Last night when I couldn't sleep
{again} I wrote a blog post in my head. Part of me now wishes I'd got up and
written it down. It seemed perfect at the time, shame I can't remember a word
of it now…
We had glorious weather on the weekend, blue skies and sunshine
but then a late change swept in bringing rain and grey skies with it. The ache
it caused in my joints was one of the many reasons I was awake.
Waking to the combination of weather, the lingering effects of
pain meds and facing another day without any formal structure left me feeling
melancholy. But when I recognised that feeling I chose not to embrace it but
instead to get up and follow my five-step morning routine.

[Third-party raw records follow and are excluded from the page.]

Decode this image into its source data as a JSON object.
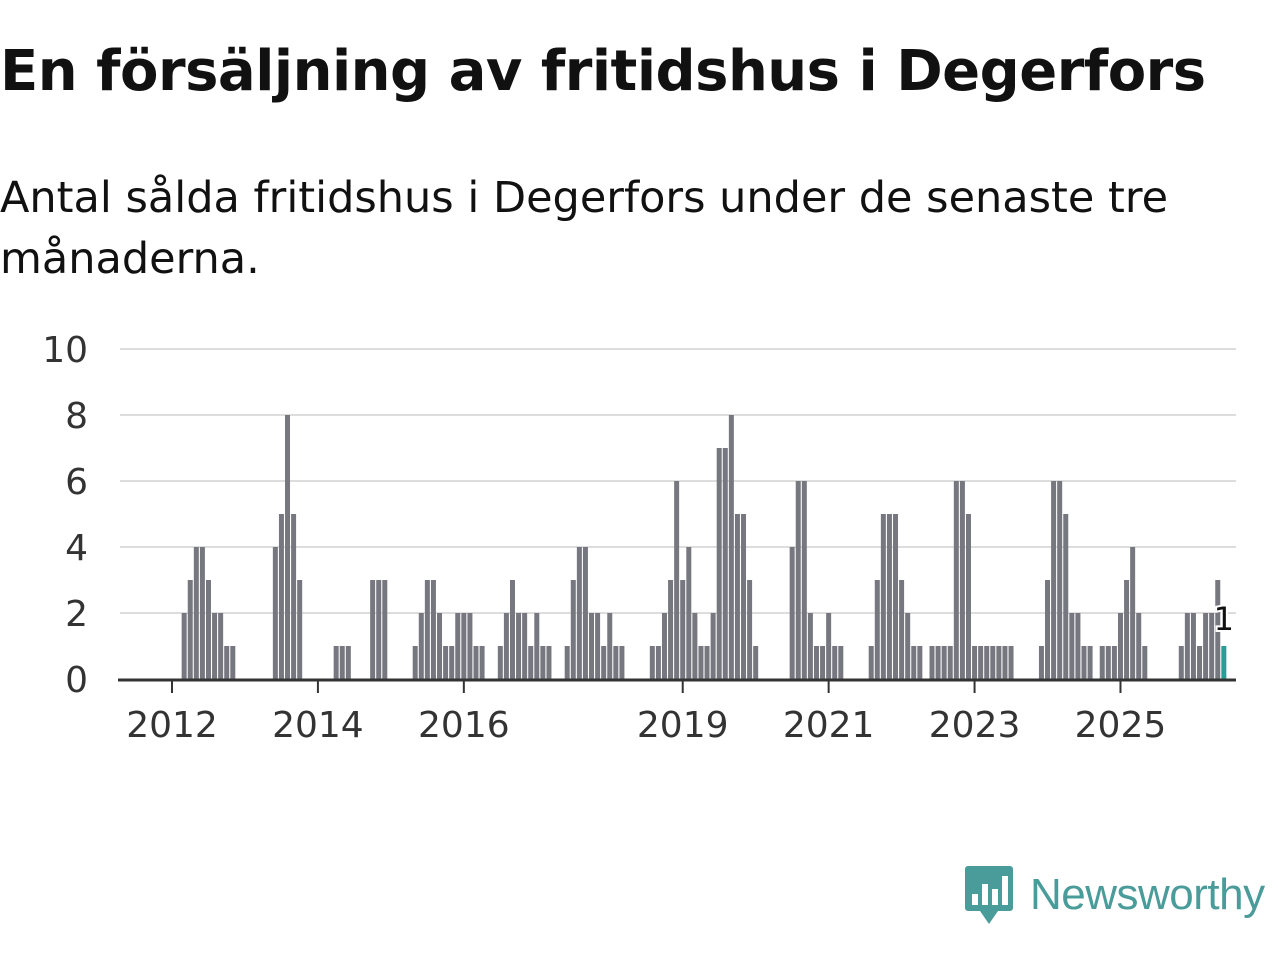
{
  "chart_data": {
    "type": "bar",
    "title": "En försäljning av fritidshus i Degerfors",
    "subtitle": "Antal sålda fritidshus i Degerfors under de senaste tre månaderna.",
    "xlabel": "",
    "ylabel": "",
    "ylim": [
      0,
      10
    ],
    "yticks": [
      "0",
      "2",
      "4",
      "6",
      "8",
      "10"
    ],
    "xticks": [
      {
        "label": "2012",
        "index": 9
      },
      {
        "label": "2014",
        "index": 33
      },
      {
        "label": "2016",
        "index": 57
      },
      {
        "label": "2019",
        "index": 93
      },
      {
        "label": "2021",
        "index": 117
      },
      {
        "label": "2023",
        "index": 141
      },
      {
        "label": "2025",
        "index": 165
      }
    ],
    "grid": true,
    "bar_color": "#777780",
    "highlight_color": "#2a9d96",
    "values": [
      0,
      0,
      0,
      0,
      0,
      0,
      0,
      0,
      0,
      0,
      0,
      2,
      3,
      4,
      4,
      3,
      2,
      2,
      1,
      1,
      0,
      0,
      0,
      0,
      0,
      0,
      4,
      5,
      8,
      5,
      3,
      0,
      0,
      0,
      0,
      0,
      1,
      1,
      1,
      0,
      0,
      0,
      3,
      3,
      3,
      0,
      0,
      0,
      0,
      1,
      2,
      3,
      3,
      2,
      1,
      1,
      2,
      2,
      2,
      1,
      1,
      0,
      0,
      1,
      2,
      3,
      2,
      2,
      1,
      2,
      1,
      1,
      0,
      0,
      1,
      3,
      4,
      4,
      2,
      2,
      1,
      2,
      1,
      1,
      0,
      0,
      0,
      0,
      1,
      1,
      2,
      3,
      6,
      3,
      4,
      2,
      1,
      1,
      2,
      7,
      7,
      8,
      5,
      5,
      3,
      1,
      0,
      0,
      0,
      0,
      0,
      4,
      6,
      6,
      2,
      1,
      1,
      2,
      1,
      1,
      0,
      0,
      0,
      0,
      1,
      3,
      5,
      5,
      5,
      3,
      2,
      1,
      1,
      0,
      1,
      1,
      1,
      1,
      6,
      6,
      5,
      1,
      1,
      1,
      1,
      1,
      1,
      1,
      0,
      0,
      0,
      0,
      1,
      3,
      6,
      6,
      5,
      2,
      2,
      1,
      1,
      0,
      1,
      1,
      1,
      2,
      3,
      4,
      2,
      1,
      0,
      0,
      0,
      0,
      0,
      1,
      2,
      2,
      1,
      2,
      2,
      3,
      1
    ],
    "last_label": "1"
  },
  "logo": {
    "text": "Newsworthy",
    "icon": "newsworthy-chart-bubble-icon",
    "color": "#4a9c9a"
  }
}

I felt myself lifting out of my
funk until I got to step five and realised that the rain was too heavy to go
for a walk and Sparky dog was asleep in his beanbag pretending it was still
night. So, what to do? I was in the mood for some proactive tasks rather
than sitting on the lounge staring mindlessly at social media while the hours
ticked by.
First I shot off a text to an ex-colleague asking if he had any
work going, then I emailed both of the companies who approached me with offers
of work but have failed to produce any concrete projects and then, while I was
on a roll, I shot off another message to the garage door people reminding them
I was still waiting for the final adjustments on their job. And then, just like that, the phone rang! It was the
garage door rep; a technician is coming tomorrow. Sometimes you have to take
any positive action as a sign and remember you make your own luck.
And if I needed further proof that my 'putting it out there' vibe
works, I just booked in a large professional organising gig. Seems my
melancholy day has been turned on its head.
And now the rain has stopped, I’m
off to jump in puddles with my now-impatient furry friend.